Report Says AT&T’s Cheap Contracted Labor Puts the Public at Risk
Despite billions in tax breaks and subsidies, AT&T’s firing thousands and replacing them with a ‘messy web’ of ‘irresponsible contractors,’ union report says.
By Karl Bode
October 5, 2020, 11:05am
Despite billions in tax cuts and subsidies, AT&T keeps laying off union workers by the thousands, replacing them with substandard contract labor that poses a threat to worker and public safety, according to a new report from the U.S. telecom industry’s biggest union. In order to grab a $42 billion tax break from the Trump administration in 2017, AT&T promised thousands of new jobs and a massive spike in network investment. Instead, according to the Communications Workers Of America, AT&T trimmed its network investment by billions of dollars, and fired more than 41,000 employees in the last three years alone.
A new Communications Workers Of America (CWA) report claims this predominantly unionized workforce was replaced by a “messy web” of more than 700 discount contractors who’ve been repeatedly cited by local governments for shoddy work and safety violations.
“The result is a disturbing record of accidents that cause damage to utilities, public property, and homes while presenting serious risks to worker and public safety,” the CWA said. The report cites numerous examples of AT&T contractors and subcontractors failing to adequately bury fiber lines, accidentally rupturing gas lines, damaging customer property, causing internet and power outages, starting fires, or ignoring safety protocols resulting in injury.
AT&T did not respond to a request for comment.
The report included a survey of 1,500 AT&T employees, 96 percent of which say such contractors actually raise costs by requiring employees fix or redo poor-quality work. 81 percent of AT&T employees surveyed said that contracted labor resulted in higher overall costs for consumers, and 57 percent said shoddy contracted work resulted in safety risks to the public. The study also quoted anonymous AT&T contractors themselves, who complain the company has created a cut-throat environment where cutting corners is essential to secure AT&T contracts, with safety and employee pay usually the first casualties. “We refuse to do work for AT&T or their turfing contractors,” said one contractor. “They want all the money to ‘manage’ the projects and the people who are actually doing the install get little to nothing.” “AT&T is a bully,” said another. “They used to be the best company to do work for. Gradually they became the leaders of the ‘I’ll pay you later and if you don’t like it we will get someone else’ bunch.”
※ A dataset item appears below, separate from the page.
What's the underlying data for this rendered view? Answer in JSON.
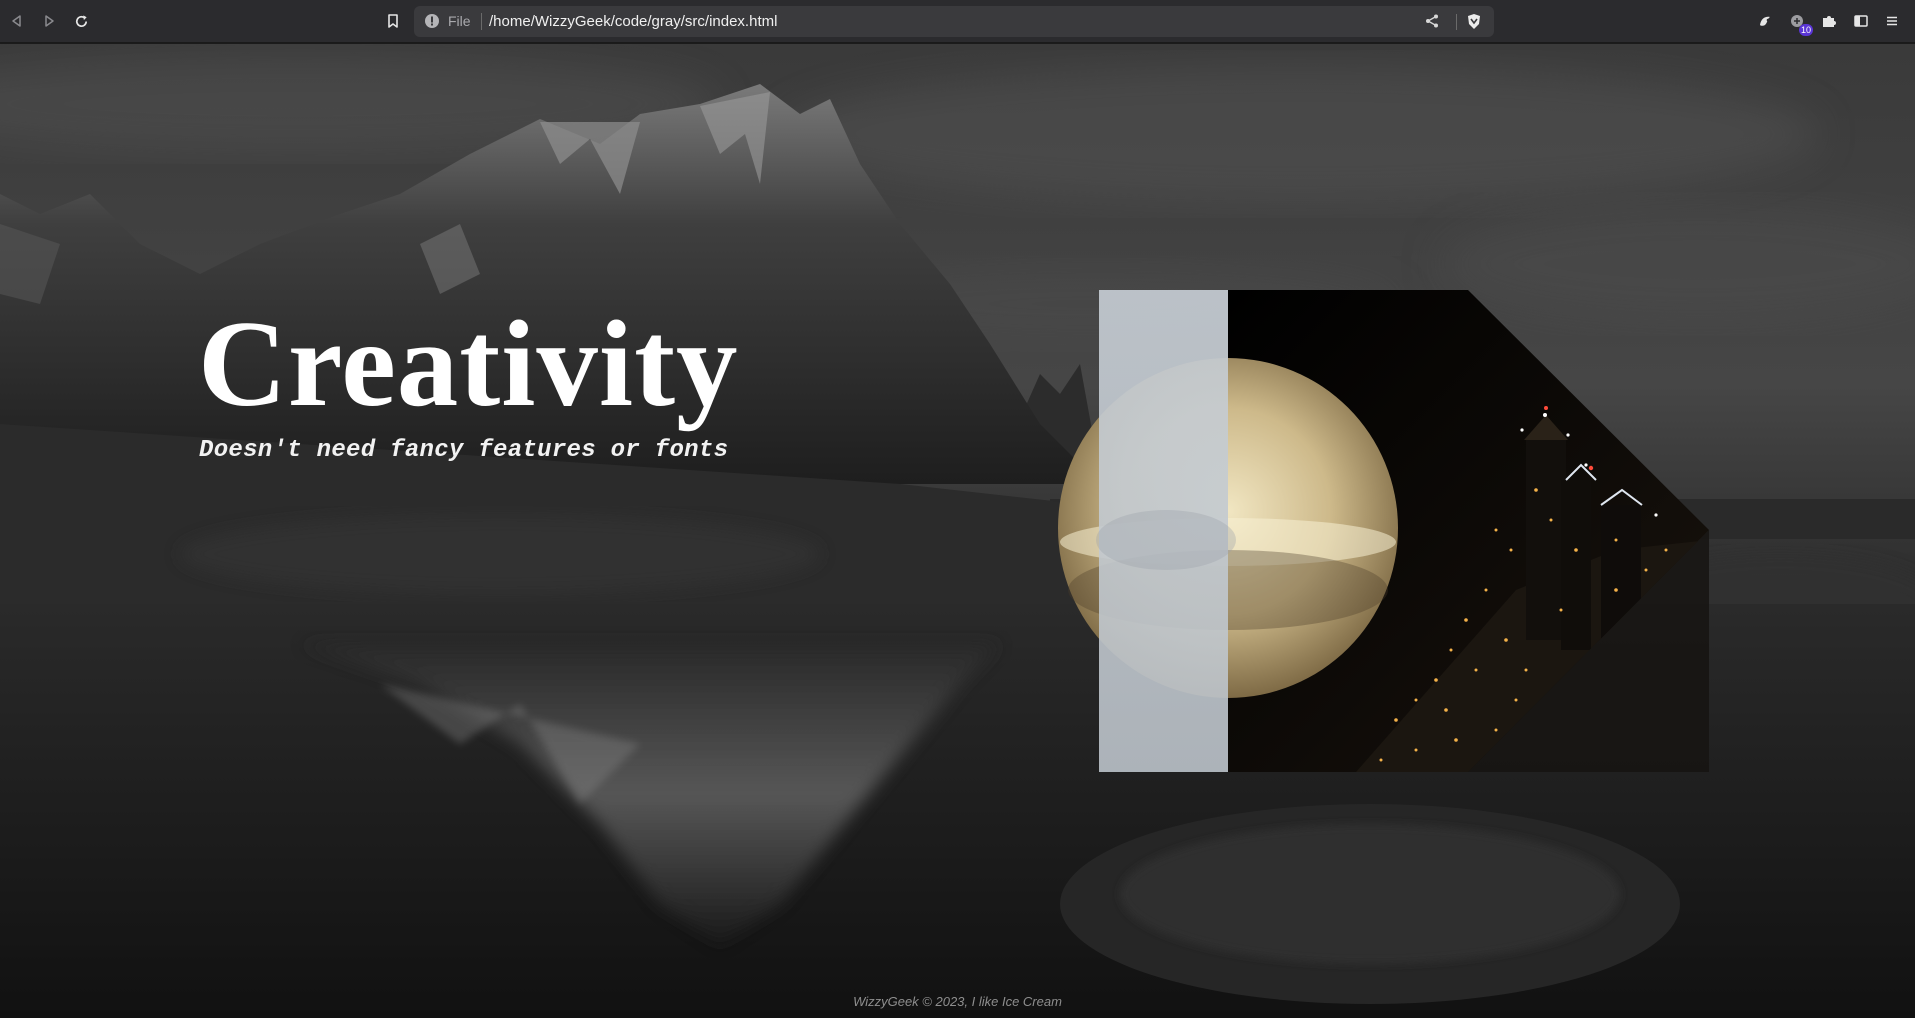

The CWA’s complaints aren’t unique. A 2012 report by ProPublica showcased how relentless pressure to cut costs by using contract labor resulted in a notable spike in tower climbing fatalities as AT&T rushed to upgrade its wireless network. From 2003 to 2011, AT&T had more fatalities on its jobs than its three closest competitors combined, ProPublica found. AT&T isn’t the only company that has found itself routinely criticized for using lower-quality contract labor. Comcast spent decades under fire for contractors accused of falling asleep in people’s homes, rupturing gas lines, causing fires, and even torturing kittens. Cheap contract work not only costs telecom monopolies less money, but using a tangled web of contracted and subcontracted work traditionally helps companies avoid liability for safety violations by creating a tangled web of legal accountability. Meanwhile employees continue to pay the price for AT&T’s financial headaches, most of which were self-inflicted. AT&T spent $150 billion to acquire DirecTV (2015) and Time Warner (2018) to dominate TV and video advertising. Instead, the mergers saddled AT&T with a mountain of debt it then attempted to extract from its customers in the form of repeated price hikes. In turn, AT&T TV customers have been leaving the company in record numbers. The debt also resulted in backlash from major AT&T investors like Elliott Management Corp., which questioned the company’s relentless focus on mergers and urged the company to lay off even more workers to compensate for the massive debt load.
AT&T’s subsequent layoffs and cost cutting comes despite not only billions in tax breaks, but billions more in regulatory favors (like killing net neutrality) and taxpayer subsidies. Last week, AT&T was accused by Mississippi regulators of taking $280 million in taxpayer subsidies for a wireless network expansion the state says was never completed. A ProPublica report last week noted that AT&T also increasingly uses contracted workers for customer support, some of which were paid as little as $96 for three weeks of work.
The CWA urged AT&T to discontinue its reliance on “irresponsible contractors,” and urged the passage of the Moving Forward Act, which prohibits recipients of federal broadband subsidies from outsourcing to evade union contracts.